Harmonização de pratos vegetarianos e vinho para este Inverno

 TAGS:undefinedHoje queremos partilhar contigo 3 receitas vegetarianas para este Inverno. São fáceis de preparar, muito saborosas e ideais para acompanhar as nossas recomendações de vinho biológico para cada uma delas.

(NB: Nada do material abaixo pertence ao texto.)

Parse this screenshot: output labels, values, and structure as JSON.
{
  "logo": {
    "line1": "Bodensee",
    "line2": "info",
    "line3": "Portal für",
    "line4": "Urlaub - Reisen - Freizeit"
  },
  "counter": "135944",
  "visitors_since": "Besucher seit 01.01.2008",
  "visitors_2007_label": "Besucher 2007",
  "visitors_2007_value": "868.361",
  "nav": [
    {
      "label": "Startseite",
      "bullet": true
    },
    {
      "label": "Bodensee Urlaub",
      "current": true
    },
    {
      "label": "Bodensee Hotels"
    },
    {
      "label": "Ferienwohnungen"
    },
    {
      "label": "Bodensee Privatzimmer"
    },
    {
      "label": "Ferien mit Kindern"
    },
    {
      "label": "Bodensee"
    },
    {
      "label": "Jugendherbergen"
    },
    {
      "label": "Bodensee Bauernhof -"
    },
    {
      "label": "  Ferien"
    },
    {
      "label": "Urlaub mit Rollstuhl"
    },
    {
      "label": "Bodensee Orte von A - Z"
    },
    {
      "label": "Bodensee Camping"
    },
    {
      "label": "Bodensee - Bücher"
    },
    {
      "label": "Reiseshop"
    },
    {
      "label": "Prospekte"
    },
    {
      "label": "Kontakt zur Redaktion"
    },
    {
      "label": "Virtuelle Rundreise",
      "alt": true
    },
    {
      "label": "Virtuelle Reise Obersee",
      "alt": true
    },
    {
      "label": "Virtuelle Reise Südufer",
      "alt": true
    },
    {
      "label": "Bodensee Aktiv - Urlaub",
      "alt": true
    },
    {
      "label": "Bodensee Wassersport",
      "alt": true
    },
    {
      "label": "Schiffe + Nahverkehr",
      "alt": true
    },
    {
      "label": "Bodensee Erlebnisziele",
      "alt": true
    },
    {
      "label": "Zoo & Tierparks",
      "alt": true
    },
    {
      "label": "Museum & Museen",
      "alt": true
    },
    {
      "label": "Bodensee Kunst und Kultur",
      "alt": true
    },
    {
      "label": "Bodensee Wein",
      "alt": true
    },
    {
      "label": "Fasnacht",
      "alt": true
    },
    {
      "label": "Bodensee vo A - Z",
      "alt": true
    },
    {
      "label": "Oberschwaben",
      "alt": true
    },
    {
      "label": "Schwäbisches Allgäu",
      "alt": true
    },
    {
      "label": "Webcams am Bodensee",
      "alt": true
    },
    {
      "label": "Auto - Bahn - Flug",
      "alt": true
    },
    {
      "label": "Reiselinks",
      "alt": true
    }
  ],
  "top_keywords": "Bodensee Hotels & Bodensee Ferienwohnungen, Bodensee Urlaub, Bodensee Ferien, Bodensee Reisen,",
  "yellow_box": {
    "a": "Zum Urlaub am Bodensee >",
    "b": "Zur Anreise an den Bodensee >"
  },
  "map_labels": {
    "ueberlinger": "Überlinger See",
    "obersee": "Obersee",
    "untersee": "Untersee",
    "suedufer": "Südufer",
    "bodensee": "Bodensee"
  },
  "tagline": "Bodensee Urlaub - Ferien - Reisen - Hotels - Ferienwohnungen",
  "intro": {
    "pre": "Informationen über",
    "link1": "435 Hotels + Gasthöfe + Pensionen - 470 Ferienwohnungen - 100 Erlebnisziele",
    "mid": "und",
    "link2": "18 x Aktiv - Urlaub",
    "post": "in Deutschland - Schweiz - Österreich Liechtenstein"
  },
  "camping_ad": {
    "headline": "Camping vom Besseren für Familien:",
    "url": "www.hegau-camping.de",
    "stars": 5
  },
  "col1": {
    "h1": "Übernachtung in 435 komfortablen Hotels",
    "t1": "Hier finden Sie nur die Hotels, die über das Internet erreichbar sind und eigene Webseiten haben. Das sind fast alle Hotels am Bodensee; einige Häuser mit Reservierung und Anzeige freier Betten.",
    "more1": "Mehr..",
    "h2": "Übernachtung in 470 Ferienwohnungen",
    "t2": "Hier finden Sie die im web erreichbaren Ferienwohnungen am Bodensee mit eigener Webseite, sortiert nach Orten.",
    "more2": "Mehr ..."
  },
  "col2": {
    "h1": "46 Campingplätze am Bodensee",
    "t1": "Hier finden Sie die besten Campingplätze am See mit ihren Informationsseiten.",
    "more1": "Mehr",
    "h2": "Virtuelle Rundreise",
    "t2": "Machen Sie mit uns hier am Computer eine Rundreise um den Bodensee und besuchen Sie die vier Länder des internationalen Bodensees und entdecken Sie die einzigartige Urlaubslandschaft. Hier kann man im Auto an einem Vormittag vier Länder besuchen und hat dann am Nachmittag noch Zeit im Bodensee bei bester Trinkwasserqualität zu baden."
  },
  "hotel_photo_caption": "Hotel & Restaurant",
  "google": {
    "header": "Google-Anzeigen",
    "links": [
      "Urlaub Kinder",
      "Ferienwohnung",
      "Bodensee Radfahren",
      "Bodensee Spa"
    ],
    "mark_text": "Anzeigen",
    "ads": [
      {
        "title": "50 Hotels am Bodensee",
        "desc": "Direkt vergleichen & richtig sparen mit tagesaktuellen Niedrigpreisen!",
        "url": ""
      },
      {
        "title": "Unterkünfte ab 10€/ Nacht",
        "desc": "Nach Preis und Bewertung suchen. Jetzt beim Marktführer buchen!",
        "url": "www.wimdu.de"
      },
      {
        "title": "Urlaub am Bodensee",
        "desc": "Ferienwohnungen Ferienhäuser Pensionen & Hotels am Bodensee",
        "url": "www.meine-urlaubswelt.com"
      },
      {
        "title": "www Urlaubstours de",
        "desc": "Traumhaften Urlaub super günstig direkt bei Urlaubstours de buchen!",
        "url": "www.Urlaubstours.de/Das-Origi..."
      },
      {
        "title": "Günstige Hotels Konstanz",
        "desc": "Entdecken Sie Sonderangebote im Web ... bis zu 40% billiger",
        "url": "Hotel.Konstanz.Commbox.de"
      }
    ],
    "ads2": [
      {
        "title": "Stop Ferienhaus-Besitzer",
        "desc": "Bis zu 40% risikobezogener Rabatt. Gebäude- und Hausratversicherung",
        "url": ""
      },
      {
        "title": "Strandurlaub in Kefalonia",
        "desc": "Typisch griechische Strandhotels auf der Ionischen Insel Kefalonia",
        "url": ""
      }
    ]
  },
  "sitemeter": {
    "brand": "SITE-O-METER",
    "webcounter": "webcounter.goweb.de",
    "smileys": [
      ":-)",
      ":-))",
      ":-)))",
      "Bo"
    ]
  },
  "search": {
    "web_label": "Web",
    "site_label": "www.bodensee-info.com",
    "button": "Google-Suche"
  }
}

1.Couves de Bruxelas com dukkah de pistácios

Esta pode ser a entrada ou a guarnição ideal para outras receitas. É um prato bastante leve, se desejares, também pode ser gratinado com um pouco de queijo e molho bechamel.

Ingredientes (4 pessoas):

  • 500g de couves de Bruxelas
  • 4 dentes de alho
  • Azeite virgem extra
  • Sal

Para o dukkah de pistácios

  • 2 colheres de pistácios tostados
  • 1 colher de farinha de amêndoa
  • 1 colher de sésamo acabado de tostar
  • 1 colher de pimenta preta moída ao momento
  • 1/2 colher de sementes de mostarda
  • 1/2 colher de coentros
  • 1/2 colher de cominho
  • 1/2 colher de picante (opcional)
  • 1 pitada de sal

Elaboração:

  1. Lavar as couves e retirar as folhas exteriores. Cozer numa panela com água e sal até amolecerem um pouco.
  2. Triturar num almofariz as sementes de mostarda, os coentros e o cominho até obter um pó. Juntar as sementes de sésamo, pimenta preta, farinha de amêndoa, picante e sal. Para terminar o dukkah, juntar os pistácios picados.
  3. Descascar os alhos e cortá-los em fatias finas. Dourar os alhos numa frigideira com azeite quente e juntar as couves de Bruxelas escorridas e o dukkah. Saltear e retirar do lume.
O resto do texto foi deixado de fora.